Namun orang ini sama sekali tak ada.
Sewaktu melepaskan dua puluh enam jenis senjata
rahasia yang mematikan, bukan saja kepalanya tidak
berpaling, bahunya tidak bergerak, bahkan tangan pun tak
nampak diayunkan.
Persendian tulang lengannya maupun persendian tulang
pergelangannya seakan dapat ditekuk dan digerakkan
sekehendak hati, dapat muncul dari posisi yang sama sekali
tak terduga oleh siapa pun, menggunakan tenaga yang
siapa pun tak bisa mengerahkan, melancarkan serangan
mematikan yang membuat orang lain sama sekali tidak
menduganya. Langit bersih dan biru, di kejauhan sana tampak puncak
berlapis salju muncul di balik langit yang bersih, mereka
sudah meninggalkan jalan raya yang ramai dan memasuki
daerah pinggiran yang sepi.
Berdiri dari posisi di mana Siau-hong berdiri sekarang, ia
tak dapat melihat orang lain, juga tak dapat mendengar
sedikit suara pun.
Satu-satunya orang yang dapat dilihat Siau-hong adalah
orang yang berada di depannya, kini orang itu telah
berhenti berjalan, membalikkan badan dan saling
berhadapan muka dengannya.
Saat itu dia sedang mengawasi Siau-hong dengan
sepasang mata penuh rasa benci dan dendam yang
mendalam. Terhadap seorang asing yang sama sekali tak
dikenalnya, tidak seharusnya dia memperlihatkan sorot
mata semacam ini.
"Aku bernama Bu-siong," tiba-tiba orang itu
memperkenalkan namanya, Siau-hong belum pernah
mendengar nama orang ini.
Perkataan kedua yang diucapkan Bu-siong lebih
mengejutkan lagi.
"Aku datang mencarimu karena aku menginginkan kau
mati!" katanya.
Dia berbicara dengan logat Han yang sangat kaku, tapi
kata "mati" yang diucapkan dengan logat kaku itu justru
kedengaran lebih bertenaga, lebih mengerikan hati, lebih
menakutkan, dan lebih menandaskan kebulatan tekadnya.

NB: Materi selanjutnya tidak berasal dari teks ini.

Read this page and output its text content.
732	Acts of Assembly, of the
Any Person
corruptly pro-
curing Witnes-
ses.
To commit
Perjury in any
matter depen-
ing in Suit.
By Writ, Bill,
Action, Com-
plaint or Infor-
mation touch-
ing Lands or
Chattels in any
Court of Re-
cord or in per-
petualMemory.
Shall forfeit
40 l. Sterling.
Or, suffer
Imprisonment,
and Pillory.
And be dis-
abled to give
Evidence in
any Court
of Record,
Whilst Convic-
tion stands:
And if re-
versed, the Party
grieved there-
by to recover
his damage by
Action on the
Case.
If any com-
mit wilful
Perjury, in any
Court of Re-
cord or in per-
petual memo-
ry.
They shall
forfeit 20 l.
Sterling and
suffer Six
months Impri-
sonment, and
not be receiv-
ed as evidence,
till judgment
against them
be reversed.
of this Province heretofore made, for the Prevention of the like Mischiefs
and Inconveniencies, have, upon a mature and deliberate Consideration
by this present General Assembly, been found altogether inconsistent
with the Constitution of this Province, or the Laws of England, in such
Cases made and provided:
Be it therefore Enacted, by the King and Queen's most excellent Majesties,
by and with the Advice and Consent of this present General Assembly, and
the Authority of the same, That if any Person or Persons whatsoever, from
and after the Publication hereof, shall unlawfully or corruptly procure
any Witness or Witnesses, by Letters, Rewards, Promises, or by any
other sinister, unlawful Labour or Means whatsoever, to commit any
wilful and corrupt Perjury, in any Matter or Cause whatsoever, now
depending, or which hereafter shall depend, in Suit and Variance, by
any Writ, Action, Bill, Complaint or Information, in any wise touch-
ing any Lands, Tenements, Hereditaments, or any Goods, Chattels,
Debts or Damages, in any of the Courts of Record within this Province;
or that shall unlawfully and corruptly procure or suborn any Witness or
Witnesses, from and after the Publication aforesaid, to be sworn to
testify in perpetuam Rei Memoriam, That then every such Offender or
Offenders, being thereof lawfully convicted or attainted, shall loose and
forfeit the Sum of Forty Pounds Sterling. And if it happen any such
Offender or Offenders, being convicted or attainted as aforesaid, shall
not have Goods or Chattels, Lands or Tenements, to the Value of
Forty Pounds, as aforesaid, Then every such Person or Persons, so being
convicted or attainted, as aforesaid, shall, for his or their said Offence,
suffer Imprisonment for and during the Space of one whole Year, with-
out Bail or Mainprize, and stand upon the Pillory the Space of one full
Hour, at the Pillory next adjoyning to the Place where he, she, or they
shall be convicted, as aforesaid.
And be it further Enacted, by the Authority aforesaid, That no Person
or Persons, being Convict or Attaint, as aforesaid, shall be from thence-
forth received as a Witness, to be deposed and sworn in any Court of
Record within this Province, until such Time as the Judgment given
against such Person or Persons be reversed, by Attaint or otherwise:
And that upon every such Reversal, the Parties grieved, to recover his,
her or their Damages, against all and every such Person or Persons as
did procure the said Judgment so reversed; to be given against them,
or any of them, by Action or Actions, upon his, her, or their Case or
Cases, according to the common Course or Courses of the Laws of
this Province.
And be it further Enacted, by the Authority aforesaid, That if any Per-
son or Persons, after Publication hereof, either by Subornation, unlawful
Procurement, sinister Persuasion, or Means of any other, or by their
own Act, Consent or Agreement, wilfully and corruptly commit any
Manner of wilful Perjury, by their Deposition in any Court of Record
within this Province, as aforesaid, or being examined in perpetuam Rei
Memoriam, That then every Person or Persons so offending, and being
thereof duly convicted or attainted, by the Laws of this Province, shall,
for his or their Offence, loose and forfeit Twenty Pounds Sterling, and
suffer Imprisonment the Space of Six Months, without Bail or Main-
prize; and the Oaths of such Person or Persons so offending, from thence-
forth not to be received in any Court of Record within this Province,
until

Siau-hong menghela napas panjang, ujarnya, "Aku tahu,
kau menghendaki aku mati, tadi hampir saja aku tewas oleh
sambitan senjata rahasiamu."
"Kau adalah seorang jago pedang, sudah seharusnya
memahami hal ini," kata Bu-siong, "Pekerjaan seorang jago
pedang adalah membunuh, yang penting bagaimana agar
sasarannya mati, terserah cara apa yang akam digunakan!"
Lalu dengan nada yang semakin aneh lanjutnya, "Kau
adalah seorang jago pedang, setiap saat bisa membunuh
orang, setiap saat pula dapat mati dibunuh orang. Setelah
membunuh orang, kau tak pernah menyalahkan diri sendiri,
maka bila kau terbunuh, jangan pula menyalahkan orang
lain." Siau-hong tertawa getir.
"Dari mana kau tahu kalau aku adalah jago pedang?"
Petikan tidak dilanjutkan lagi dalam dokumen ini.